Here, we compute gradients based on **Monte Carlo estimates** of rewards. This approach has high variance and slow convergence.

---

### **Proximal Policy Optimization (PPO)**
#### **GAE**
To reduce variance, we replace returns with **Generalized Advantage Estimation (GAE)**:

$$
A_t = \sum_{l=0}^{T} (\gamma \lambda)^l \delta_{t+l}
$$

where

$$
\delta_t = r_t + \gamma V(s_{t+1}) - V(s_t)
$$

This approach balances bias and variance in the advantage estimation.

#### **main update**
PPO refines the policy update by using a **clipped surrogate objective** that restricts how far the new policy can deviate from the old one:

$$
L^{CLIP}(\theta) = \mathbb{E} \left[ \min\left(r_t(\theta) A_t, \ \text{clip}\left(r_t(\theta), 1-\epsilon, 1+\epsilon\right) A_t\right) \right]
$$

with

$$
r_t(\theta) = \frac{\pi_{\theta}(a_t | s_t)}{\pi_{\theta_{\text{old}}}(a_t | s_t)}
$$

This clipping ensures that updates remain within a **trust region**, enhancing stability.


## 1. Setup

First, let's install and import the necessary packages. Run the following in a code cell:

In [None]:
!pip install gymnasium==1.0.0 torch numpy matplotlib seaborn

In [None]:
import gymnasium as gym
import numpy as np
import torch
import torch.nn as nn
import torch.optim as optim
from torch.distributions import Categorical
import matplotlib.pyplot as plt

import seaborn as sns
sns.set(style="darkgrid")

import warnings
warnings.filterwarnings("ignore", category=DeprecationWarning)

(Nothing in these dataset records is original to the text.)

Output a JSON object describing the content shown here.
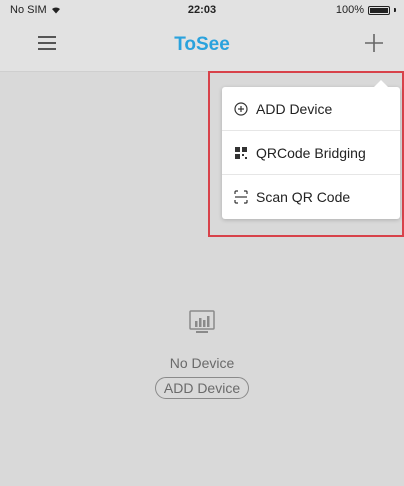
{
  "status_bar": {
    "carrier": "No SIM",
    "time": "22:03",
    "battery": "100%"
  },
  "nav": {
    "title": "ToSee"
  },
  "dropdown": {
    "items": [
      {
        "label": "ADD Device",
        "icon": "plus-circle-icon"
      },
      {
        "label": "QRCode Bridging",
        "icon": "qr-bridge-icon"
      },
      {
        "label": "Scan QR Code",
        "icon": "scan-icon"
      }
    ]
  },
  "empty_state": {
    "message": "No Device",
    "button_label": "ADD Device",
    "icon": "monitor-chart-icon"
  },
  "colors": {
    "title": "#2aa2dd",
    "highlight_border": "#d8424a",
    "background": "#d9d9d9"
  }
}
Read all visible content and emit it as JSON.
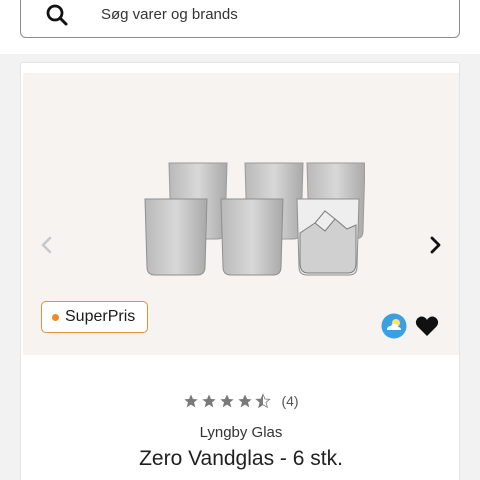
{
  "search": {
    "placeholder": "Søg varer og brands",
    "icon": "search-icon"
  },
  "product": {
    "badge_label": "SuperPris",
    "badge_color": "#e3913a",
    "rating_value": 4.5,
    "rating_max": 5,
    "review_count": "(4)",
    "brand": "Lyngby Glas",
    "title": "Zero Vandglas - 6 stk.",
    "image_alt": "6 water glasses",
    "icons": {
      "prev": "chevron-left-icon",
      "next": "chevron-right-icon",
      "weather": "weather-icon",
      "favorite": "heart-icon"
    }
  }
}
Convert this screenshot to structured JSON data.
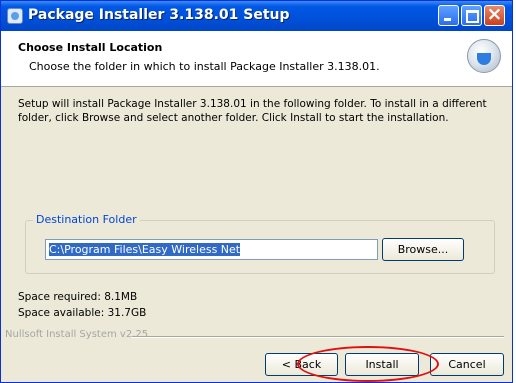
{
  "window": {
    "title": "Package Installer 3.138.01 Setup"
  },
  "header": {
    "title": "Choose Install Location",
    "subtitle": "Choose the folder in which to install Package Installer 3.138.01."
  },
  "body": {
    "intro_line1": "Setup will install Package Installer 3.138.01 in the following folder. To install in a different",
    "intro_line2": "folder, click Browse and select another folder. Click Install to start the installation."
  },
  "destination": {
    "legend": "Destination Folder",
    "path": "C:\\Program Files\\Easy Wireless Net",
    "browse_label": "Browse..."
  },
  "space": {
    "required": "Space required: 8.1MB",
    "available": "Space available: 31.7GB"
  },
  "footer": {
    "branding": "Nullsoft Install System v2.25",
    "back_label": "< Back",
    "install_label": "Install",
    "cancel_label": "Cancel"
  },
  "colors": {
    "annotation": "#e01010",
    "titlebar": "#0058e6",
    "selection": "#316ac5"
  }
}
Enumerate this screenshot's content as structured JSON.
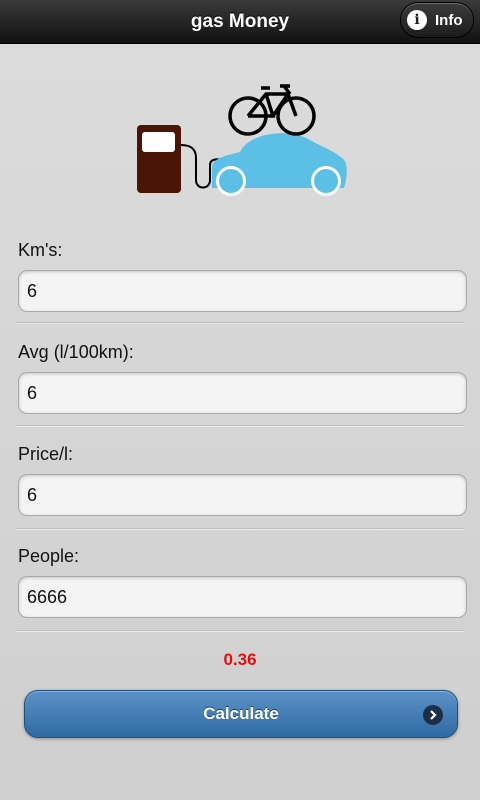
{
  "header": {
    "title": "gas Money",
    "info_label": "Info"
  },
  "fields": [
    {
      "label": "Km's:",
      "value": "6"
    },
    {
      "label": "Avg (l/100km):",
      "value": "6"
    },
    {
      "label": "Price/l:",
      "value": "6"
    },
    {
      "label": "People:",
      "value": "6666"
    }
  ],
  "result": "0.36",
  "calculate_label": "Calculate",
  "colors": {
    "result": "#e01010",
    "button": "#3f7bb5",
    "car": "#5bbfe6",
    "pump": "#4a1505"
  }
}
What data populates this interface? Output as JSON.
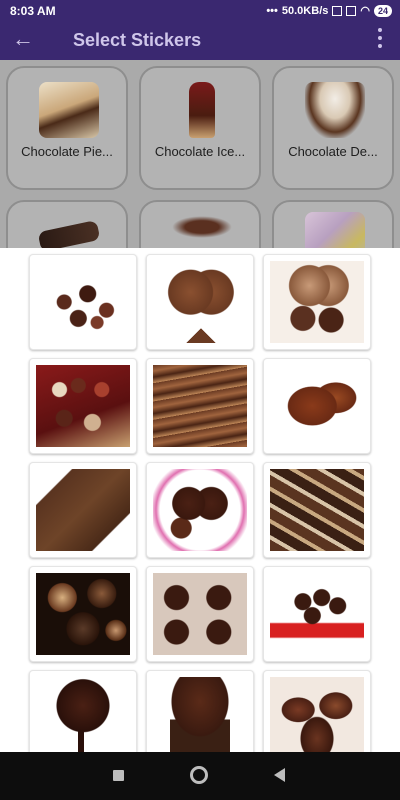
{
  "status": {
    "time": "8:03 AM",
    "network": "50.0KB/s",
    "battery": "24"
  },
  "appbar": {
    "title": "Select Stickers"
  },
  "packs": [
    {
      "label": "Chocolate Pie..."
    },
    {
      "label": "Chocolate Ice..."
    },
    {
      "label": "Chocolate De..."
    },
    {
      "label": ""
    },
    {
      "label": ""
    },
    {
      "label": ""
    }
  ],
  "stickers": [
    {
      "name": "truffle-assortment-sticker"
    },
    {
      "name": "chocolate-heart-ribbon-sticker"
    },
    {
      "name": "love-chocolate-hearts-sticker"
    },
    {
      "name": "chocolate-box-sticker"
    },
    {
      "name": "melted-chocolate-sticker"
    },
    {
      "name": "heart-bonbons-sticker"
    },
    {
      "name": "chocolate-bar-piece-sticker"
    },
    {
      "name": "chocolate-hearts-plate-sticker"
    },
    {
      "name": "chocolate-pieces-pile-sticker"
    },
    {
      "name": "glazed-truffles-sticker"
    },
    {
      "name": "heart-chocolate-mold-sticker"
    },
    {
      "name": "cupcakes-cake-stand-sticker"
    },
    {
      "name": "chocolate-rose-sticker"
    },
    {
      "name": "chocolate-cupcake-sticker"
    },
    {
      "name": "chocolate-pralines-sticker"
    }
  ]
}
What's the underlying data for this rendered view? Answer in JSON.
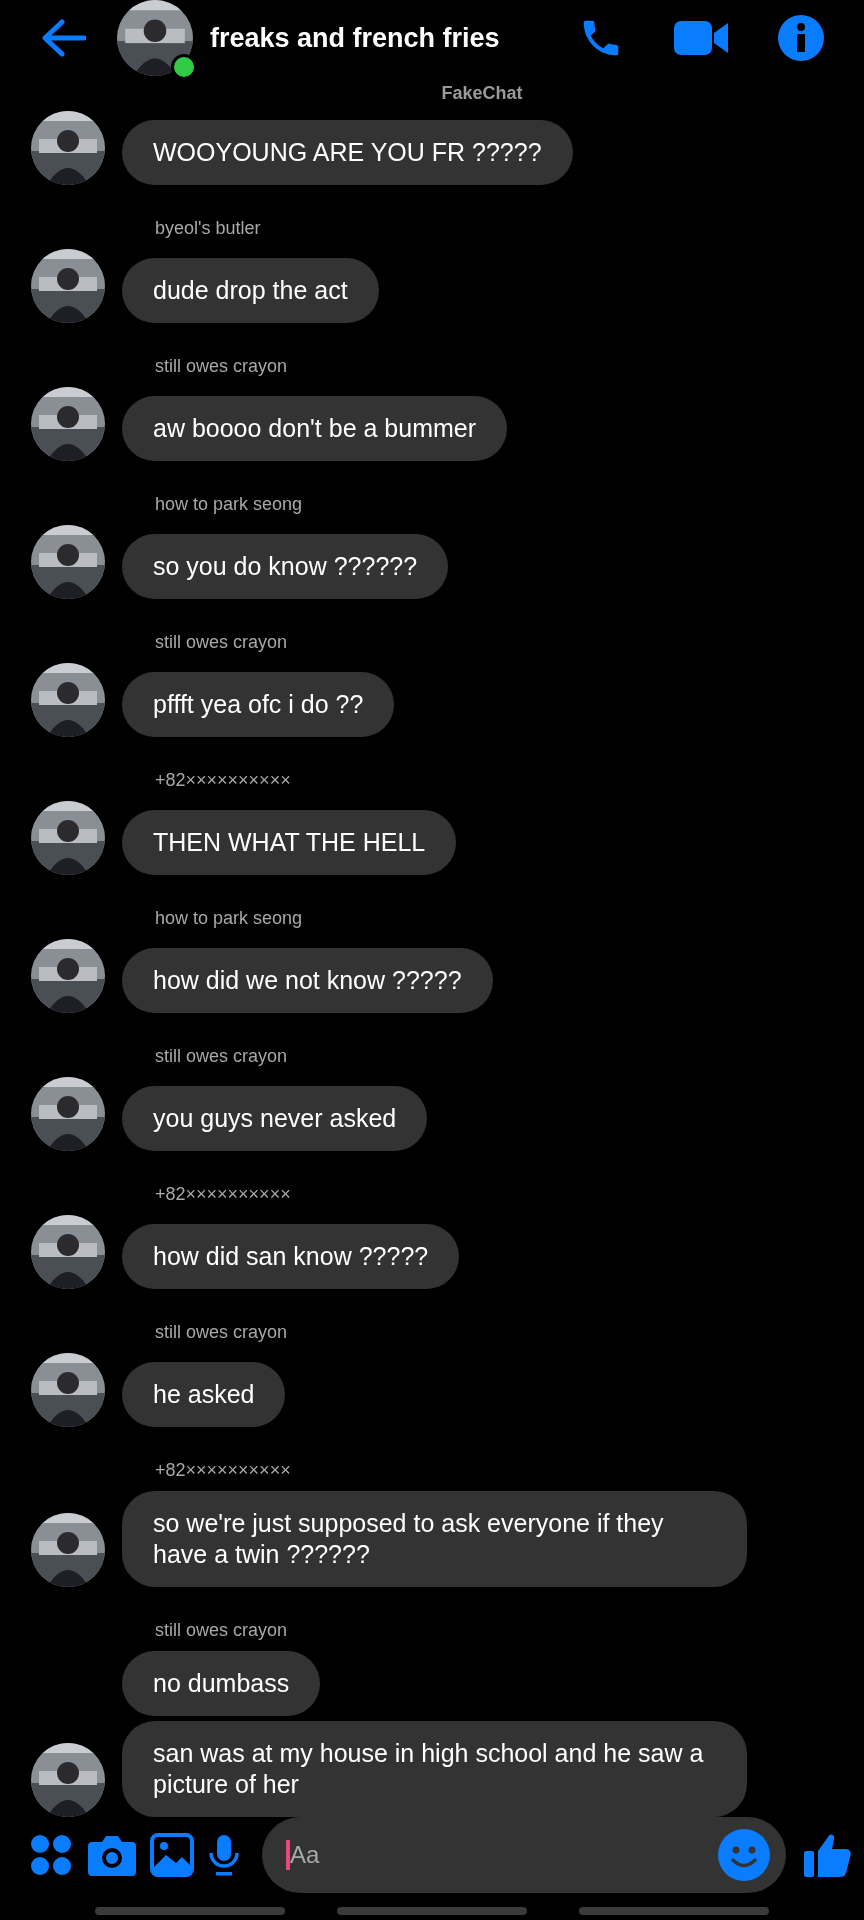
{
  "header": {
    "title": "freaks and french fries",
    "online": true
  },
  "watermark_label": "FakeChat",
  "messages": [
    {
      "bubbles": [
        "WOOYOUNG ARE YOU FR ?????"
      ]
    },
    {
      "sender": "byeol's butler",
      "bubbles": [
        "dude drop the act"
      ]
    },
    {
      "sender": "still owes crayon",
      "bubbles": [
        "aw boooo don't be a bummer"
      ]
    },
    {
      "sender": "how to park seong",
      "bubbles": [
        "so you do know ??????"
      ]
    },
    {
      "sender": "still owes crayon",
      "bubbles": [
        "pffft yea ofc i do ??"
      ]
    },
    {
      "sender": "+82××××××××××",
      "bubbles": [
        "THEN WHAT THE HELL"
      ]
    },
    {
      "sender": "how to park seong",
      "bubbles": [
        "how did we not know ?????"
      ]
    },
    {
      "sender": "still owes crayon",
      "bubbles": [
        "you guys never asked"
      ]
    },
    {
      "sender": "+82××××××××××",
      "bubbles": [
        "how did san know ?????"
      ]
    },
    {
      "sender": "still owes crayon",
      "bubbles": [
        "he asked"
      ]
    },
    {
      "sender": "+82××××××××××",
      "bubbles": [
        "so we're just supposed to ask everyone if they have a twin ??????"
      ]
    },
    {
      "sender": "still owes crayon",
      "bubbles": [
        "no dumbass",
        "san was at my house in high school and he saw a picture of her"
      ]
    }
  ],
  "composer": {
    "placeholder": "Aa"
  }
}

The following helper function that evaluates a given policy is provided.

In [None]:
def evaluate_policy(policy, env_name, seed=42):
    env_test = gym.make(env_name)
    # env_test.seed(seed)
    state, _ = env_test.reset()
    done = False
    total_reward = 0
    while not done:
        state = torch.FloatTensor(state).unsqueeze(0)
        dist = policy(state)
        next_state, reward, done, _, _ = env_test.step(dist.sample().item())
        state = next_state
        total_reward += reward
    return total_reward

## 2. Defining the Policy and Value Networks

We start from the policy network, which decides on the actions to take, and the value network, which estimates the returns. You need to implement both neural networks.

In [None]:
# TODO: Implement the PolicyNetwork class

class PolicyNetwork(nn.Module):

  """
    Implement the Policy Network.

    Your task is to complete the initialization of the Policy Network, which maps states to action probabilities.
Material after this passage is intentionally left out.